Researchers Find Side-Channel Vulnerabilities in Analog to Digital Converters — So Design Their Own
Designed to thwart power and electromagnetic domain side-channel attacks, these new ADCs could help secure future IoT sensors.
Two teams of researchers at the Massachusetts Institute of Technology (MIT) have unveiled techniques for protecting smart devices on the Internet of Things (IoT) from side-channel attacks — by creating a new, more-secure high-throughput analog to digital converter (ADC), in direct response to a vulnerability they themselves discovered.
"Side-channel attacks are always a cat and mouse game," says Hae-Seung Lee, professor and director of the Microsystems Technology Laboratories at MIT. "If we hadn’t done the work, the hackers most likely would have come up with these methods and used them to attack analog-to-digital converters, so we are pre-empting the action of the hackers."
Those methods: An electromagnetic side-channel attack, based on earlier work using the power domain but operating entirely non-invasively — even when the probe was not in contact with the target component. As a potential attack scenario, the team highlighted one particularly worrying possibility: The theft of private data from the internal memories in implantable medical devices.
To protect against the attack, the first team created a new form of analog to digital converter (ADC) that includes a random number generator. This random number generator controls which of the ADC's capacitors switch and when, adding enough noise to the switching process to make it impossible to monitor the process and determine any useful information.
"The idea is to split up what would normally be a binary search process into smaller chunks where it becomes difficult to know what stage in the binary search process you are on," explains Maitreyi Ashok, first author of the paper detailing the approach. "By introducing some randomness into the conversion, the leakage is independent from what the individual operations are."
A related paper, by first author Ruicong Chen and colleagues in MIT's second team, uses a similar approach but concentrates on randomization of the conversion's start point.
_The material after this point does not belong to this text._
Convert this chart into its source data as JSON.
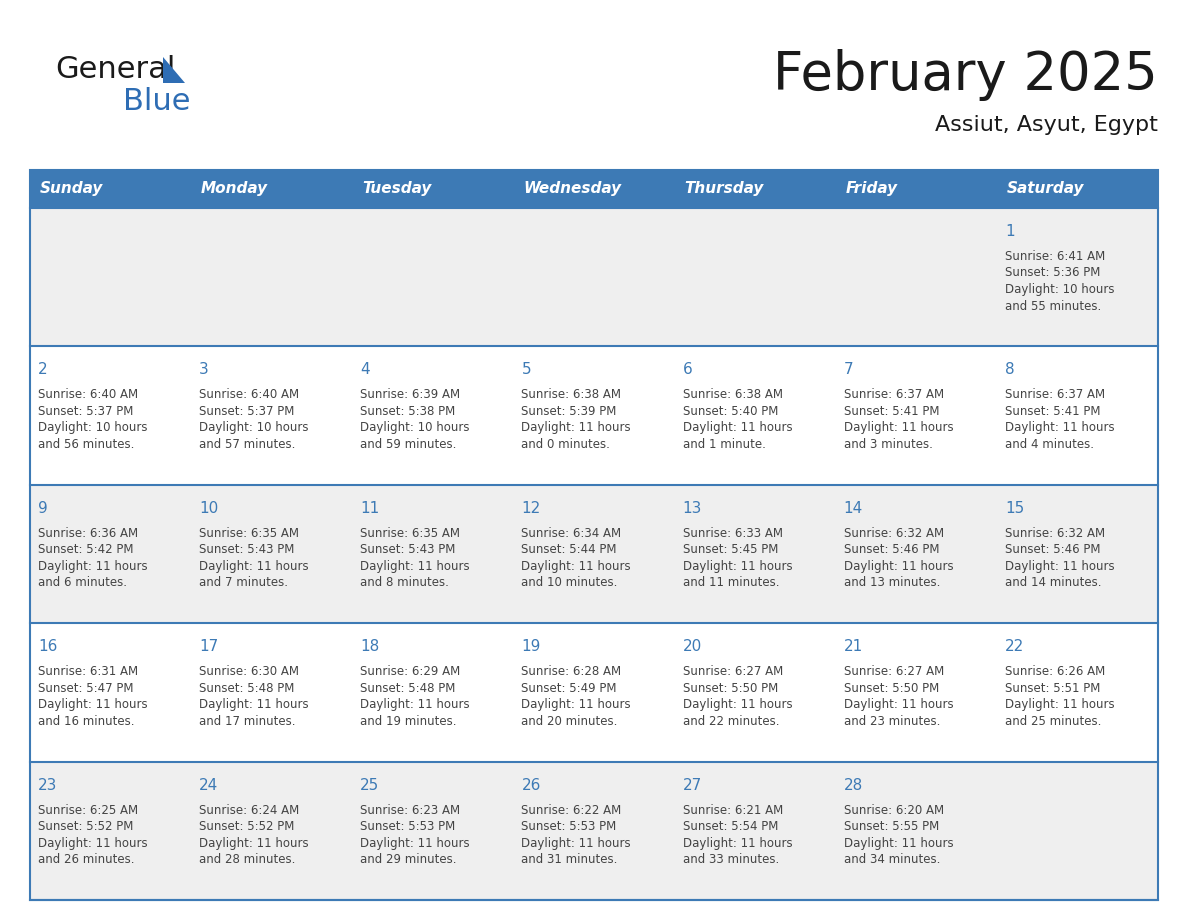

By effectively splitting an ADC into two halves with two separate thresholds, the team found the resulting ADC was nearly impossible to monitor through side-channel methods yet operates nearly as fast as an insecure ADC.
This isn't the first time a team at MIT has tackled the problem of securing devices against side-channel attacks: Earlier this year Mengjia Yan and colleagues unveiled DAGguise, an approach to protect against unauthorized memory access using a Directed Acyclic Request Graph — and which, it was claimed at the time, was successful in "completely eliminating information leakage."
The paper by Ashok and colleagues on ADC protection against power and electromagnetic side-channel attacks has been published in the Proceedings of the IEEE Custom Integrated Circuits Conference (CICC) 2022 under closed-access terms.